How to define HLT2 (& sprucing) stream configurations?

TL;DR HLT2 (and sprucing) streaming configurations need to be defined in only one place. That place must be chosen.

FYI @mvesteri @poluekt @sstahl @enoomen @shunan @abertoli @nskidmor @cmarinbe

Line authors/RTA WG liaisons need clarity on exactly where to specify if a line is FULL, Turbo, TurCal etc. I've asked for this in RTA WP3 a couple of times and the answer was to do this in hlt2_pp_commissioning.py, which in QEE we have done. I believe this should be done in only 1 place, and ideally that place is not too far away from the definition of the lines themselves.

Currently we have 4 places (to my knowledge) where HLT2 streaming configurations are defined in the project:

Moore/Hlt/Hlt2Conf/python/Hlt2Conf/settings/hlt2_pp_commissioning.py
Moore/Hlt/Hlt2Conf/tests/options/bandwidth/hlt2_bandwidth_{5streams, 16streams, streamless}.py

where the latter 3 are what is used for the nightly LHCb-PR bandwidth tests, while the former is what I've been told is what the real productions will start from as a basis for a TCK.

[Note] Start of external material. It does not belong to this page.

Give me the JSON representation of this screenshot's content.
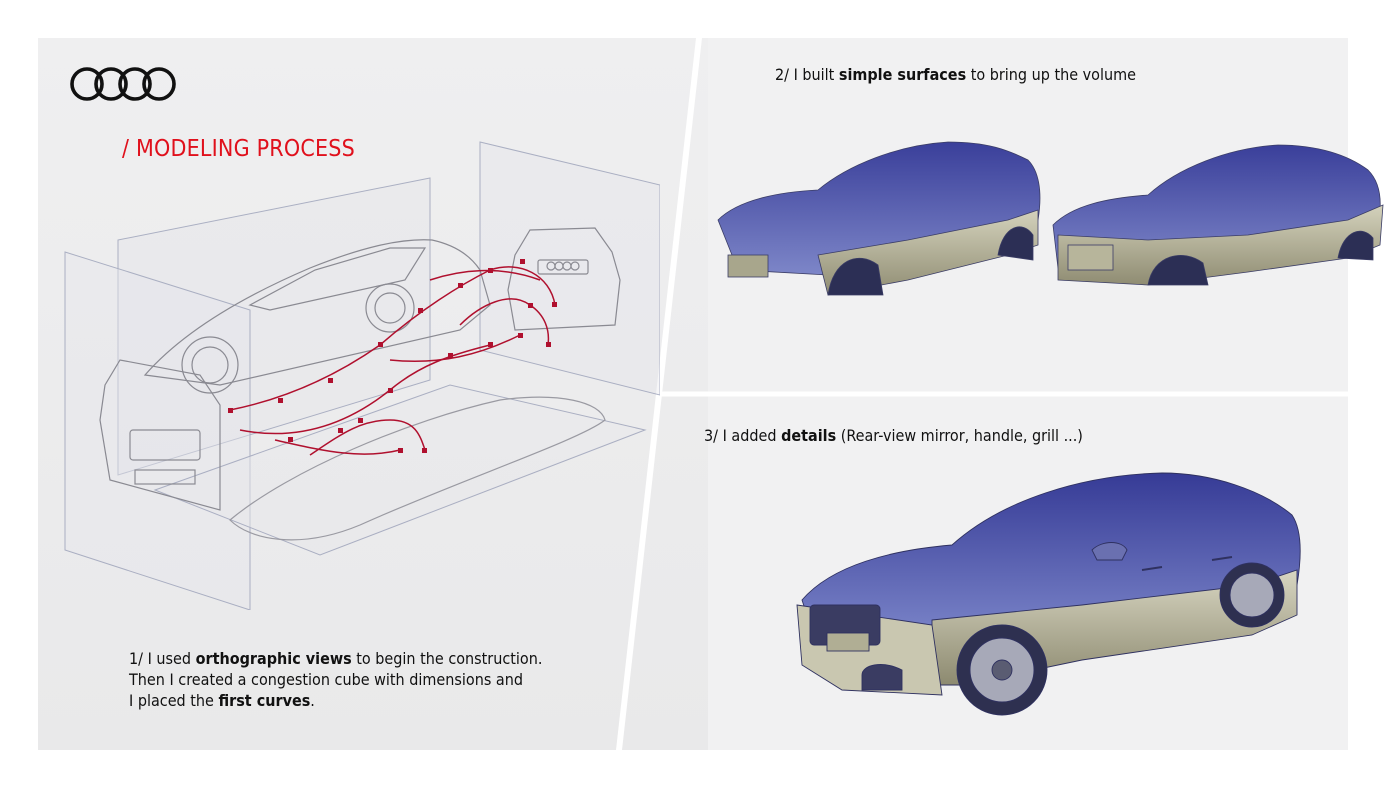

AFAIK (which is not very far) there is not yet a sprucing streaming configuration around.

I think we shouldn't be having 2 or 3 places (which are also far away from the line definitions) where the HLT2 stream configurations are defined. Currently (AFAIK) there is no guidance written down anywhere on where this should be defined.

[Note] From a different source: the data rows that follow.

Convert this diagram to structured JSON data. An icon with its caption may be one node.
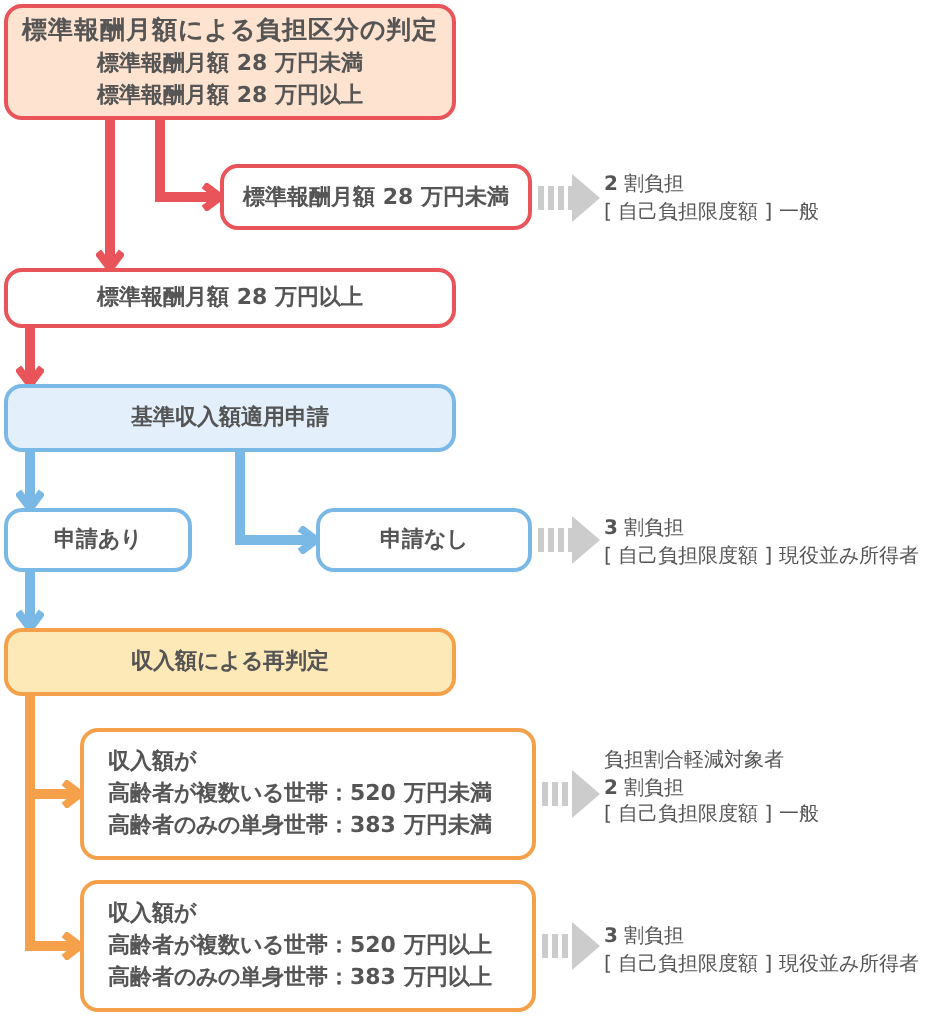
{
  "diagram": {
    "nodes": [
      {
        "text": [
          "標準報酬月額による負担区分の判定",
          "標準報酬月額 **28 万円未満**",
          "標準報酬月額 **28 万円以上**"
        ]
      },
      {
        "text": [
          "標準報酬月額 **28 万円未満**"
        ]
      },
      {
        "text": [
          "**2** 割負担",
          "[ 自己負担限度額 ] 一般"
        ]
      },
      {
        "text": [
          "標準報酬月額 **28 万円以上**"
        ]
      },
      {
        "text": [
          "基準収入額適用申請"
        ]
      },
      {
        "text": [
          "申請あり"
        ]
      },
      {
        "text": [
          "申請なし"
        ]
      },
      {
        "text": [
          "**3** 割負担",
          "[ 自己負担限度額 ] 現役並み所得者"
        ]
      },
      {
        "text": [
          "収入額による再判定"
        ]
      },
      {
        "text": [
          "収入額が",
          "高齢者が複数いる世帯：**520 万円未満**",
          "高齢者のみの単身世帯：**383 万円未満**"
        ]
      },
      {
        "text": [
          "負担割合軽減対象者",
          "**2** 割負担",
          "[ 自己負担限度額 ] 一般"
        ]
      },
      {
        "text": [
          "収入額が",
          "高齢者が複数いる世帯：**520 万円以上**",
          "高齢者のみの単身世帯：**383 万円以上**"
        ]
      },
      {
        "text": [
          "**3** 割負担",
          "[ 自己負担限度額 ] 現役並み所得者"
        ]
      }
    ],
    "edges": [
      {
        "from": 0,
        "to": 1,
        "arrow": "to",
        "color": "#e8545a"
      },
      {
        "from": 0,
        "to": 3,
        "arrow": "to",
        "color": "#e8545a"
      },
      {
        "from": 1,
        "to": 2,
        "arrow": "to",
        "style": "dashed",
        "color": "#cccccc"
      },
      {
        "from": 3,
        "to": 4,
        "arrow": "to",
        "color": "#e8545a"
      },
      {
        "from": 4,
        "to": 5,
        "arrow": "to",
        "color": "#7ab8e6"
      },
      {
        "from": 4,
        "to": 6,
        "arrow": "to",
        "color": "#7ab8e6"
      },
      {
        "from": 6,
        "to": 7,
        "arrow": "to",
        "style": "dashed",
        "color": "#cccccc"
      },
      {
        "from": 5,
        "to": 8,
        "arrow": "to",
        "color": "#7ab8e6"
      },
      {
        "from": 8,
        "to": 9,
        "arrow": "to",
        "color": "#f5a04a"
      },
      {
        "from": 8,
        "to": 11,
        "arrow": "to",
        "color": "#f5a04a"
      },
      {
        "from": 9,
        "to": 10,
        "arrow": "to",
        "style": "dashed",
        "color": "#cccccc"
      },
      {
        "from": 11,
        "to": 12,
        "arrow": "to",
        "style": "dashed",
        "color": "#cccccc"
      }
    ]
  }
}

We/the coordination should take a decision on this, and unify the HLT2 streaming configuration so that all tests use the same configuration (barring of course if we have tests which try out/study different configurations, although we should find a way to make sure that, even if different streaming configurations are being tried in different tests, the persistency of each line remains the same i.e. a FULL line is always a FULL line in any configuration, because that is what the line author wants). While we're at it, we can also specify a place where any sprucing streaming configurations will be defined.

Suggestions for where to define persistency stream:

A property of the line itself, like line.persistReco can be, which can just be picked up in any production job,
In each WG's hlt2_{wg}.py; we could require that each of these files provides e.g full_lines, turbo_lines, turcal_lines or a subset of those. Any other ways of registering lines can be rejected with a loud error,
We have a single hlt2_pp_commissioning.py 5-stream configuration, which is documented appropriately to be the place where all this is defined.

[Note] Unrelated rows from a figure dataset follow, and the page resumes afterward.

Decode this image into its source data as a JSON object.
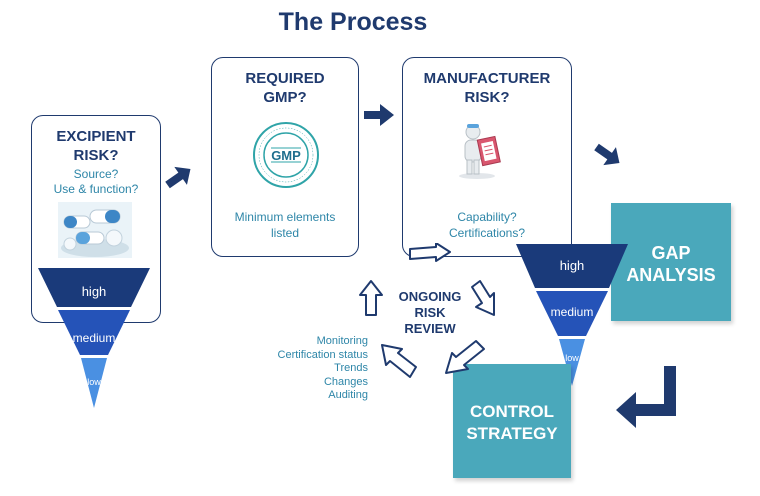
{
  "title": "The Process",
  "excipient": {
    "title_line1": "EXCIPIENT",
    "title_line2": "RISK?",
    "sub_line1": "Source?",
    "sub_line2": "Use & function?",
    "image": "capsules-tablets-image"
  },
  "gmp": {
    "title_line1": "REQUIRED",
    "title_line2": "GMP?",
    "logo_text": "GMP",
    "logo_ring_text": "Quality Management System · Good Manufacturing Practices",
    "sub_line1": "Minimum elements",
    "sub_line2": "listed"
  },
  "manufacturer": {
    "title_line1": "MANUFACTURER",
    "title_line2": "RISK?",
    "sub_line1": "Capability?",
    "sub_line2": "Certifications?",
    "image": "person-with-clipboard-image"
  },
  "gap": {
    "line1": "GAP",
    "line2": "ANALYSIS"
  },
  "control": {
    "line1": "CONTROL",
    "line2": "STRATEGY"
  },
  "review": {
    "line1": "ONGOING",
    "line2": "RISK",
    "line3": "REVIEW"
  },
  "review_items": [
    "Monitoring",
    "Certification status",
    "Trends",
    "Changes",
    "Auditing"
  ],
  "risk_levels": {
    "high": "high",
    "medium": "medium",
    "low": "low"
  },
  "colors": {
    "navy": "#1f3a6e",
    "teal": "#4aa8bb",
    "text_blue": "#2e86a8",
    "high": "#1a3a7a",
    "medium": "#2553b8",
    "low": "#4a90e2"
  }
}
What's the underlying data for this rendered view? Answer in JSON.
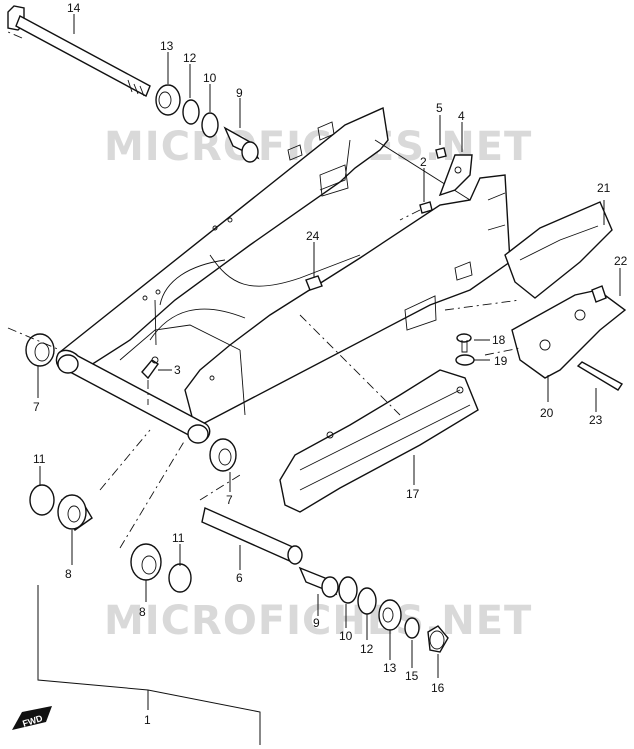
{
  "watermark": {
    "top_text": "MICROFICHES.NET",
    "bottom_text": "MICROFICHES.NET"
  },
  "fwd_marker": {
    "text": "FWD",
    "icon": "forward-arrow-icon"
  },
  "callouts": [
    {
      "id": "c1",
      "text": "1"
    },
    {
      "id": "c2",
      "text": "2"
    },
    {
      "id": "c3",
      "text": "3"
    },
    {
      "id": "c4",
      "text": "4"
    },
    {
      "id": "c5",
      "text": "5"
    },
    {
      "id": "c6",
      "text": "6"
    },
    {
      "id": "c7a",
      "text": "7"
    },
    {
      "id": "c7b",
      "text": "7"
    },
    {
      "id": "c8a",
      "text": "8"
    },
    {
      "id": "c8b",
      "text": "8"
    },
    {
      "id": "c9a",
      "text": "9"
    },
    {
      "id": "c9b",
      "text": "9"
    },
    {
      "id": "c10a",
      "text": "10"
    },
    {
      "id": "c10b",
      "text": "10"
    },
    {
      "id": "c11a",
      "text": "11"
    },
    {
      "id": "c11b",
      "text": "11"
    },
    {
      "id": "c12a",
      "text": "12"
    },
    {
      "id": "c12b",
      "text": "12"
    },
    {
      "id": "c13a",
      "text": "13"
    },
    {
      "id": "c13b",
      "text": "13"
    },
    {
      "id": "c14",
      "text": "14"
    },
    {
      "id": "c15",
      "text": "15"
    },
    {
      "id": "c16",
      "text": "16"
    },
    {
      "id": "c17",
      "text": "17"
    },
    {
      "id": "c18",
      "text": "18"
    },
    {
      "id": "c19",
      "text": "19"
    },
    {
      "id": "c20",
      "text": "20"
    },
    {
      "id": "c21",
      "text": "21"
    },
    {
      "id": "c22",
      "text": "22"
    },
    {
      "id": "c23",
      "text": "23"
    },
    {
      "id": "c24",
      "text": "24"
    }
  ]
}
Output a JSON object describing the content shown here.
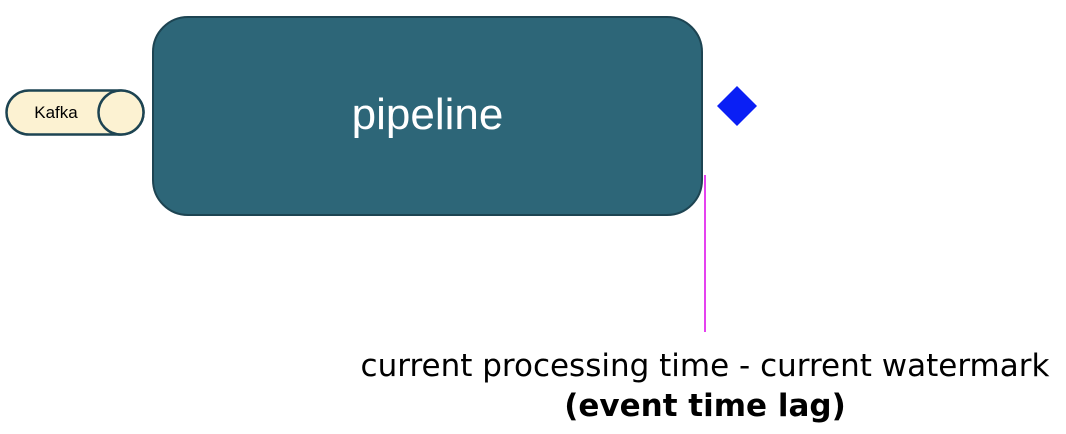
{
  "diagram": {
    "source": {
      "label": "Kafka",
      "icon": "cylinder-icon",
      "fill_color": "#fcf2d2",
      "stroke_color": "#1d4452"
    },
    "pipeline": {
      "label": "pipeline",
      "fill_color": "#2d6678"
    },
    "watermark": {
      "icon": "diamond-icon",
      "color": "#0a1ff5"
    },
    "lag_indicator": {
      "color": "#e541ef"
    },
    "caption": {
      "line1": "current processing time - current watermark",
      "line2": "(event time lag)"
    }
  }
}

QEE has provided an example of how to do a combination of the 2nd and 3rd points via hlt2_qee.py and hlt2_pp_commissioning.py. I think that works OK, although we'd need to be alert to any other stream configuration being defined anywhere else, so probably a better name like hlt2_pp_streaming_configuration.py is needed to make it clear that this is the place where streams are defined.

Once defined, I recommend that the WG RTA/DPA liaisons undertake the necessary bookkeeping changes for all their lines. Asking the line authors to do it themselves IMO will add lots of inertia, and the task shouldn't be a large one for the liaisons.

A related point: I think it is still possible to have persistReco=True & stream=Turbo, or persistReco=False & stream=Full. My memory of the Upgrade Computing TDR is that both these cases wouldn't be supported. If so, we probably shouldn't support them.

Edited Jun 27, 2023 by Ross Hunter